Santé Canada réitère les risques de l’acétaminophène

Des tablettes d’acétaminophène de la célèbre marque Tylenol
Photo: Scott Olson Getty Images Agence France-Presse Des tablettes d’acétaminophène de la célèbre marque Tylenol

Le Tylenol a beau être devenu un produit anodin présent dans presque tous les foyers, Santé Canada tient à rappeler aux Canadiens que l’acétaminophène présente néanmoins des risques importants. Et l’étiquetage devra désormais le souligner. Le fédéral imposera en outre une limite à la quantité d’acétaminophène pouvant se retrouver dans des médicaments combinés.

Les bouteilles de Tylenol et autres médicaments du genre devront indiquer en grosses lettres rouges qu’elles contiennent de l’acétaminophène. L’emballage devra souligner l’importance de prendre la dose efficace la plus faible et de ne pas dépasser les quantités maximales recommandées (soit 4000 milligrammes par jour par adulte, pour un maximum de cinq jours en cas douleur et de trois jours en cas de fièvre, sans consommer plus de deux verres d’alcool par jour).

L’acétaminophène « peut être utilisé de façon sécuritaire si les gens suivent les instructions d’utilisation. Mais en même temps, c’est un produit qui est responsable du plus grand nombre de cas d’insuffisance hépatique aiguë au Canada », a expliqué la Dr Supriya Sharma, conseillère médicale principale à Santé Canada.

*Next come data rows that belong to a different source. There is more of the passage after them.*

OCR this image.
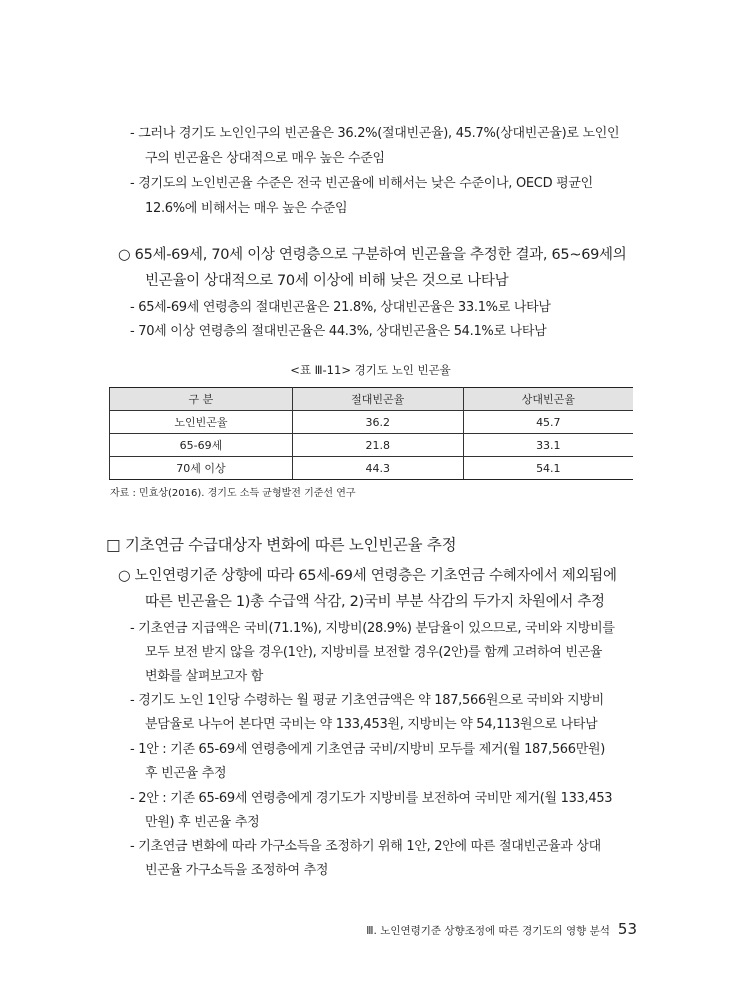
- 그러나 경기도 노인인구의 빈곤율은 36.2%(절대빈곤율), 45.7%(상대빈곤율)로 노인인
구의 빈곤율은 상대적으로 매우 높은 수준임
- 경기도의 노인빈곤율 수준은 전국 빈곤율에 비해서는 낮은 수준이나, OECD 평균인
12.6%에 비해서는 매우 높은 수준임
○ 65세-69세, 70세 이상 연령층으로 구분하여 빈곤율을 추정한 결과, 65~69세의
빈곤율이 상대적으로 70세 이상에 비해 낮은 것으로 나타남
- 65세-69세 연령층의 절대빈곤율은 21.8%, 상대빈곤율은 33.1%로 나타남
- 70세 이상 연령층의 절대빈곤율은 44.3%, 상대빈곤율은 54.1%로 나타남
<표 Ⅲ-11> 경기도 노인 빈곤율
구 분	절대빈곤율	상대빈곤율
노인빈곤율	36.2	45.7
65-69세	21.8	33.1
70세 이상	44.3	54.1
자료 : 민효상(2016). 경기도 소득 균형발전 기준선 연구
□ 기초연금 수급대상자 변화에 따른 노인빈곤율 추정
○ 노인연령기준 상향에 따라 65세-69세 연령층은 기초연금 수혜자에서 제외됨에
따른 빈곤율은 1)총 수급액 삭감, 2)국비 부분 삭감의 두가지 차원에서 추정
- 기초연금 지급액은 국비(71.1%), 지방비(28.9%) 분담율이 있으므로, 국비와 지방비를
모두 보전 받지 않을 경우(1안), 지방비를 보전할 경우(2안)를 함께 고려하여 빈곤율
변화를 살펴보고자 함
- 경기도 노인 1인당 수령하는 월 평균 기초연금액은 약 187,566원으로 국비와 지방비
분담율로 나누어 본다면 국비는 약 133,453원, 지방비는 약 54,113원으로 나타남
- 1안 : 기존 65-69세 연령층에게 기초연금 국비/지방비 모두를 제거(월 187,566만원)
후 빈곤율 추정
- 2안 : 기존 65-69세 연령층에게 경기도가 지방비를 보전하여 국비만 제거(월 133,453
만원) 후 빈곤율 추정
- 기초연금 변화에 따라 가구소득을 조정하기 위해 1안, 2안에 따른 절대빈곤율과 상대
빈곤율 가구소득을 조정하여 추정
Ⅲ. 노인연령기준 상향조정에 따른 경기도의 영향 분석 53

L’agence fédérale a donc également imposé une limite à l’industrie pharmaceutique quant à la quantité d’acétaminophène qui pourra se retrouver dans les médicaments combinés sur ordonnance. Ces médicaments, qui pourraient mélanger acétaminophène et opiacés par exemple, ne pourront contenir plus de 325 milligrammes du premier produit. Car Santé Canada a constaté un nombre important de surdoses d’acétaminophène, dont bon nombre sont intentionnelles suite au mélange de différents médicaments.

Le Canada compte chaque année environ 4000 hospitalisations liées à des surdoses d’acétaminophène, a rapporté le Dr Marc Berthiaume, directeur du bureau des produits pharmaceutiques à Santé Canada. De ce nombre, quelque 250 cas impliquent « des réactions au niveau du foie qui sont plus sévères » et jusqu’à 50 cas d’insuffisance hépatique aiguë.

À l’heure actuelle, aucun médicament sur ordonnance ne comptait plus de 325 mg d’acétaminophène, mais il n’existait pas de règles fédérales pour l’empêcher. Face au risque que cela se produise, Santé Canada a préféré préciser sa réglementation. L’agence ne s’attaque qu’aux médicaments d’ordonnance car ils ont tendance à être consommés sur une plus longue période de temps, pour soigner des douleurs chroniques.

2 commentaires
  • Pierre Robineault - Abonné 16 septembre 2016 11 h 39

    À chaque année?!

    À chaque année, 4 000 hospitalisations liées à de telles surdoses et ce n'est qu'aujourd'hui (hier) que l'on nous en informe?
    Que doit-on penser de Santé Canada alors?

    • Carmen Labelle - Abonnée 17 septembre 2016 00 h 16

      Quand les pharmas ont mis au point l'acétaminophène, pour lui faire une part de marché, on a sorti l'épouvantail de la maladie de Rye provoqué rarement par l'aspirine en fin de grippe,,,mais on s'était bien gardé de parler des effets secondaires de l'acétaminophène. Histoire qui se répète; quand les effets secondaires seront assez évidents et qu'il commencera à y avoir des poursuites, les pharmas auront eu le temps de faire des centaines de milliards de profit...alors qu'est-ce que quelques millions à payer suite aux poursuites.....système pourri, état complice.